Washington, Aug 18 (IANS) The US Treasury Department on Friday announced to sanction four commanders and two military units in Myanmar, accusing them of being related with human rights abuse cases in the country.

In a statement, the Treasury said the targeted commanders were from Burmese military and Border Guard Police (BGP), Xinhua reported.

Together with the 33rd Light Infantry Division (LID) and the 99th LID, the commanders were punished over the alleged involvement in ethnic cleansing in Rakhine State and “other widespread human rights abuses” in Kachin and Shan States.

These individuals and entities were designated according to the Global Magnitsky Human Rights Accountability Act of 2016 that targeted “perpetrators of serious human rights abuse and corruption.”

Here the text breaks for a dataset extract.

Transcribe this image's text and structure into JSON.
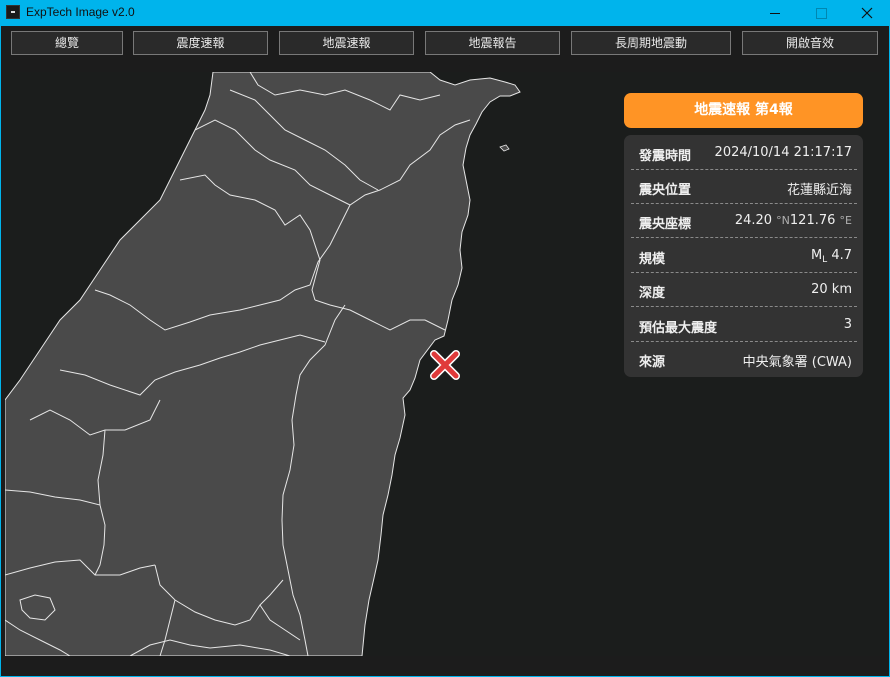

Sigal Mandelker, Treasury Under Secretary for Terrorism and Financial Intelligence, said in the statement that the US government “will continue to systematically expose and bring accountability to human rights abusers in this region.”

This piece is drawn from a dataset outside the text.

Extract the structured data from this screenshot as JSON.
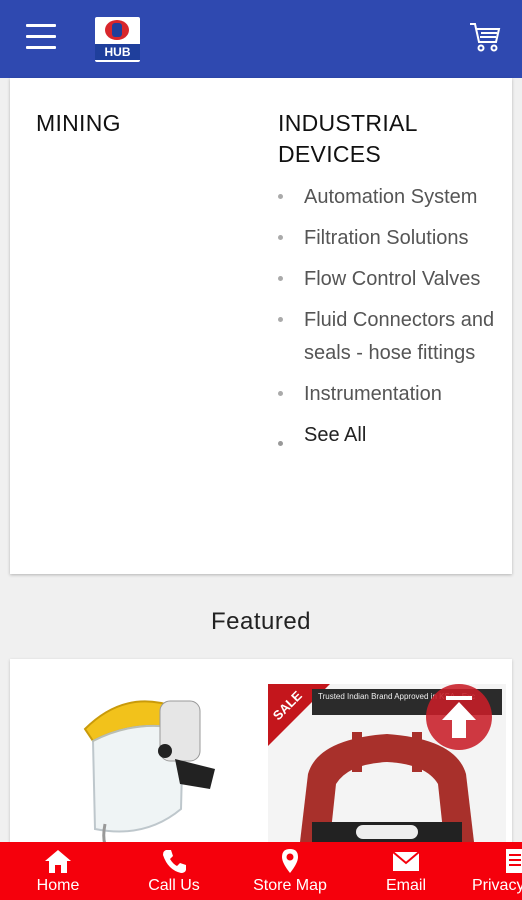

As a result of these actions, any property, or interest in property, of those designated within U.S. jurisdiction is blocked.

Additionally, US persons are generally prohibited from engaging in transactions with blocked persons, including entities 50 percent or more owned by designated persons.

Building upon the act, US President Donald Trump signed Executive Order (E.O.) 13818, or “Blocking the Property of Persons Involved in Serious Human Rights Abuse or Corruption.” To date, 84 individuals and entities have been sanctioned under the order.